What Is Pneumomediastinum and How Is It Treated?

Pneumomediastinum is defined by the presence of free air or gas within the mediastinum, the central compartment of the chest. This space is located between the two lungs and contains the heart, large blood vessels, trachea, and esophagus. Most cases of pneumomediastinum are benign and resolve on their own with conservative management.

How Air Enters the Mediastinum

Air accumulation involves a break in the air-containing structures of the lungs or airways. This breach allows air to escape into the surrounding tissues and ultimately track into the mediastinal space. The most common physiological explanation for this process is known as the “Macklin effect,” which describes a three-step sequence.

The process begins when a sudden, significant rise in pressure inside the lungs causes tiny air sacs, called alveoli, to rupture. This increased pressure can be generated by forceful activities like excessive coughing, strenuous vomiting, or performing a Valsalva maneuver. Once the alveoli break, the air escapes into the supporting connective tissue of the lung.
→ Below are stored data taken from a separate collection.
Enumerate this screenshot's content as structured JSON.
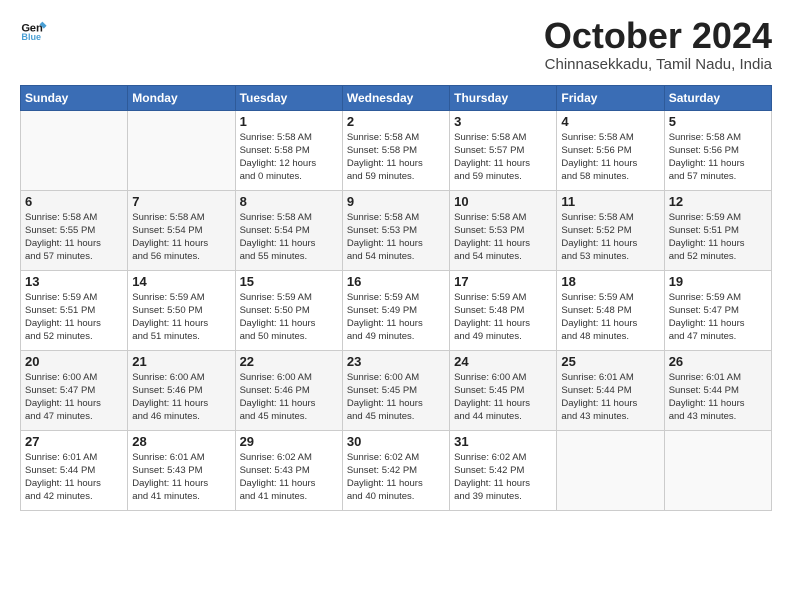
{
  "header": {
    "logo_line1": "General",
    "logo_line2": "Blue",
    "month": "October 2024",
    "location": "Chinnasekkadu, Tamil Nadu, India"
  },
  "days_of_week": [
    "Sunday",
    "Monday",
    "Tuesday",
    "Wednesday",
    "Thursday",
    "Friday",
    "Saturday"
  ],
  "weeks": [
    [
      {
        "day": "",
        "info": ""
      },
      {
        "day": "",
        "info": ""
      },
      {
        "day": "1",
        "info": "Sunrise: 5:58 AM\nSunset: 5:58 PM\nDaylight: 12 hours\nand 0 minutes."
      },
      {
        "day": "2",
        "info": "Sunrise: 5:58 AM\nSunset: 5:58 PM\nDaylight: 11 hours\nand 59 minutes."
      },
      {
        "day": "3",
        "info": "Sunrise: 5:58 AM\nSunset: 5:57 PM\nDaylight: 11 hours\nand 59 minutes."
      },
      {
        "day": "4",
        "info": "Sunrise: 5:58 AM\nSunset: 5:56 PM\nDaylight: 11 hours\nand 58 minutes."
      },
      {
        "day": "5",
        "info": "Sunrise: 5:58 AM\nSunset: 5:56 PM\nDaylight: 11 hours\nand 57 minutes."
      }
    ],
    [
      {
        "day": "6",
        "info": "Sunrise: 5:58 AM\nSunset: 5:55 PM\nDaylight: 11 hours\nand 57 minutes."
      },
      {
        "day": "7",
        "info": "Sunrise: 5:58 AM\nSunset: 5:54 PM\nDaylight: 11 hours\nand 56 minutes."
      },
      {
        "day": "8",
        "info": "Sunrise: 5:58 AM\nSunset: 5:54 PM\nDaylight: 11 hours\nand 55 minutes."
      },
      {
        "day": "9",
        "info": "Sunrise: 5:58 AM\nSunset: 5:53 PM\nDaylight: 11 hours\nand 54 minutes."
      },
      {
        "day": "10",
        "info": "Sunrise: 5:58 AM\nSunset: 5:53 PM\nDaylight: 11 hours\nand 54 minutes."
      },
      {
        "day": "11",
        "info": "Sunrise: 5:58 AM\nSunset: 5:52 PM\nDaylight: 11 hours\nand 53 minutes."
      },
      {
        "day": "12",
        "info": "Sunrise: 5:59 AM\nSunset: 5:51 PM\nDaylight: 11 hours\nand 52 minutes."
      }
    ],
    [
      {
        "day": "13",
        "info": "Sunrise: 5:59 AM\nSunset: 5:51 PM\nDaylight: 11 hours\nand 52 minutes."
      },
      {
        "day": "14",
        "info": "Sunrise: 5:59 AM\nSunset: 5:50 PM\nDaylight: 11 hours\nand 51 minutes."
      },
      {
        "day": "15",
        "info": "Sunrise: 5:59 AM\nSunset: 5:50 PM\nDaylight: 11 hours\nand 50 minutes."
      },
      {
        "day": "16",
        "info": "Sunrise: 5:59 AM\nSunset: 5:49 PM\nDaylight: 11 hours\nand 49 minutes."
      },
      {
        "day": "17",
        "info": "Sunrise: 5:59 AM\nSunset: 5:48 PM\nDaylight: 11 hours\nand 49 minutes."
      },
      {
        "day": "18",
        "info": "Sunrise: 5:59 AM\nSunset: 5:48 PM\nDaylight: 11 hours\nand 48 minutes."
      },
      {
        "day": "19",
        "info": "Sunrise: 5:59 AM\nSunset: 5:47 PM\nDaylight: 11 hours\nand 47 minutes."
      }
    ],
    [
      {
        "day": "20",
        "info": "Sunrise: 6:00 AM\nSunset: 5:47 PM\nDaylight: 11 hours\nand 47 minutes."
      },
      {
        "day": "21",
        "info": "Sunrise: 6:00 AM\nSunset: 5:46 PM\nDaylight: 11 hours\nand 46 minutes."
      },
      {
        "day": "22",
        "info": "Sunrise: 6:00 AM\nSunset: 5:46 PM\nDaylight: 11 hours\nand 45 minutes."
      },
      {
        "day": "23",
        "info": "Sunrise: 6:00 AM\nSunset: 5:45 PM\nDaylight: 11 hours\nand 45 minutes."
      },
      {
        "day": "24",
        "info": "Sunrise: 6:00 AM\nSunset: 5:45 PM\nDaylight: 11 hours\nand 44 minutes."
      },
      {
        "day": "25",
        "info": "Sunrise: 6:01 AM\nSunset: 5:44 PM\nDaylight: 11 hours\nand 43 minutes."
      },
      {
        "day": "26",
        "info": "Sunrise: 6:01 AM\nSunset: 5:44 PM\nDaylight: 11 hours\nand 43 minutes."
      }
    ],
    [
      {
        "day": "27",
        "info": "Sunrise: 6:01 AM\nSunset: 5:44 PM\nDaylight: 11 hours\nand 42 minutes."
      },
      {
        "day": "28",
        "info": "Sunrise: 6:01 AM\nSunset: 5:43 PM\nDaylight: 11 hours\nand 41 minutes."
      },
      {
        "day": "29",
        "info": "Sunrise: 6:02 AM\nSunset: 5:43 PM\nDaylight: 11 hours\nand 41 minutes."
      },
      {
        "day": "30",
        "info": "Sunrise: 6:02 AM\nSunset: 5:42 PM\nDaylight: 11 hours\nand 40 minutes."
      },
      {
        "day": "31",
        "info": "Sunrise: 6:02 AM\nSunset: 5:42 PM\nDaylight: 11 hours\nand 39 minutes."
      },
      {
        "day": "",
        "info": ""
      },
      {
        "day": "",
        "info": ""
      }
    ]
  ]
}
From the lung tissue, the free air then moves along the path of the pulmonary blood vessels and bronchi toward the center of the chest. This air spreads to the pulmonary hilum—the root of the lung—and finally enters the mediastinum. Pneumomediastinum is broadly categorized into two types based on its origin: spontaneous and secondary.

Spontaneous pneumomediastinum (SPM) occurs without an obvious external cause like trauma or surgery, often triggered by events like an asthma attack, forceful inhalation of recreational drugs, or severe coughing fits. Secondary pneumomediastinum is a result of a direct injury to the chest, such as blunt trauma, or a tear in the esophagus or trachea, often caused by medical procedures like endoscopy or intubation. This distinction is important because secondary cases may indicate a more serious underlying injury.
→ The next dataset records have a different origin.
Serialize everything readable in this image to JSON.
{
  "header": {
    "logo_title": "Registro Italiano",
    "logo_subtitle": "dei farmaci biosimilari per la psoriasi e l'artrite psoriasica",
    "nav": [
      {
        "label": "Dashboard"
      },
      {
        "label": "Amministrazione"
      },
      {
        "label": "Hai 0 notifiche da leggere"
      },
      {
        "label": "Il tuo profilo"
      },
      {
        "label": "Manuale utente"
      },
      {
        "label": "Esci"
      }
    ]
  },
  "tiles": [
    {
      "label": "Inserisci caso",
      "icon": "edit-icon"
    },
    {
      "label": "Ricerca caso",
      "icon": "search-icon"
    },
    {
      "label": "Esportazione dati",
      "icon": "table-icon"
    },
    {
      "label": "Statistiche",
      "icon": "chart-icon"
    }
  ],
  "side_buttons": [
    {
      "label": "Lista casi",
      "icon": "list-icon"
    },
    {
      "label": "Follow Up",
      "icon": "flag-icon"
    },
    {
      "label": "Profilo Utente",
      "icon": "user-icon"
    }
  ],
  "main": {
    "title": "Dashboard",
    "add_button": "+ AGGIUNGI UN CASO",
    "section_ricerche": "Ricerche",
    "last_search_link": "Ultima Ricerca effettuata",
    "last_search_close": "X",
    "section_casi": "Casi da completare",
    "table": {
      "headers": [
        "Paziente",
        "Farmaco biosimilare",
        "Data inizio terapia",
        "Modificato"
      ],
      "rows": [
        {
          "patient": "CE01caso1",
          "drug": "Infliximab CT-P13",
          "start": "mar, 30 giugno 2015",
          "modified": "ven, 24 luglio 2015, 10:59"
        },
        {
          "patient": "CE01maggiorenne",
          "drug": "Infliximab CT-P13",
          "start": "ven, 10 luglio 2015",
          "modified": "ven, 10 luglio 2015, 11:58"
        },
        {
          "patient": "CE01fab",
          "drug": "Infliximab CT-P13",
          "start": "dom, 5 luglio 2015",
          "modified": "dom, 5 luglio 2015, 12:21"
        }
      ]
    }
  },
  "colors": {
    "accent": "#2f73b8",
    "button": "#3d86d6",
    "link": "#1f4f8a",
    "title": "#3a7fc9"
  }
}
Recognizing the Symptoms and Confirmation

The most common complaint is sharp chest pain, typically felt behind the breastbone, which may radiate to the neck, back, or arms, often worsening when the patient takes a deep breath or swallows. Patients may also report shortness of breath, throat pain, or a change in their voice that sounds hoarse.

Air that has leaked into the mediastinum can sometimes track further into the soft tissues of the neck and face. This presents as a swelling that feels like a crackling sensation when the skin is touched, known as subcutaneous emphysema. A medical professional may also listen for a specific sound over the heart called Hamman’s sign.

Hamman’s sign is a crunching, rasping, or crackling noise synchronized with the patient’s heartbeat. This sound is caused by the heart compressing the trapped air bubbles within the mediastinum. While this sign is highly suggestive of the condition, it is not always present. Confirmation of pneumomediastinum relies on imaging techniques to visualize the free air.

A standard chest X-ray can often reveal the presence of air outlining the mediastinal structures, but a Computed Tomography (CT) scan is the more sensitive diagnostic tool. CT helps doctors rule out more dangerous conditions that can mimic the symptoms, such as a collapsed lung (pneumothorax) or a tear in the esophagus (Boerhaave syndrome).

Management and Recovery

For the majority of spontaneous cases, the condition is self-limited, and management involves conservative observation. The body naturally reabsorbs the trapped air over a period that typically ranges from a few days to a few weeks.

Supportive care is provided to manage symptoms, including rest and pain relief with appropriate medication. Supplemental oxygen may be administered, as breathing a higher concentration of oxygen can help speed up the reabsorption of the air. Patients are also advised to avoid activities that increase intrathoracic pressure, such as excessive coughing or straining.

The prognosis for spontaneous pneumomediastinum is excellent. Patients are typically monitored for a period to ensure their condition is stable and that no complications, such as tension pneumomediastinum, develop. Secondary pneumomediastinum requires immediate treatment of the underlying cause, which may involve surgical repair if a significant tear in the esophagus or trachea is identified.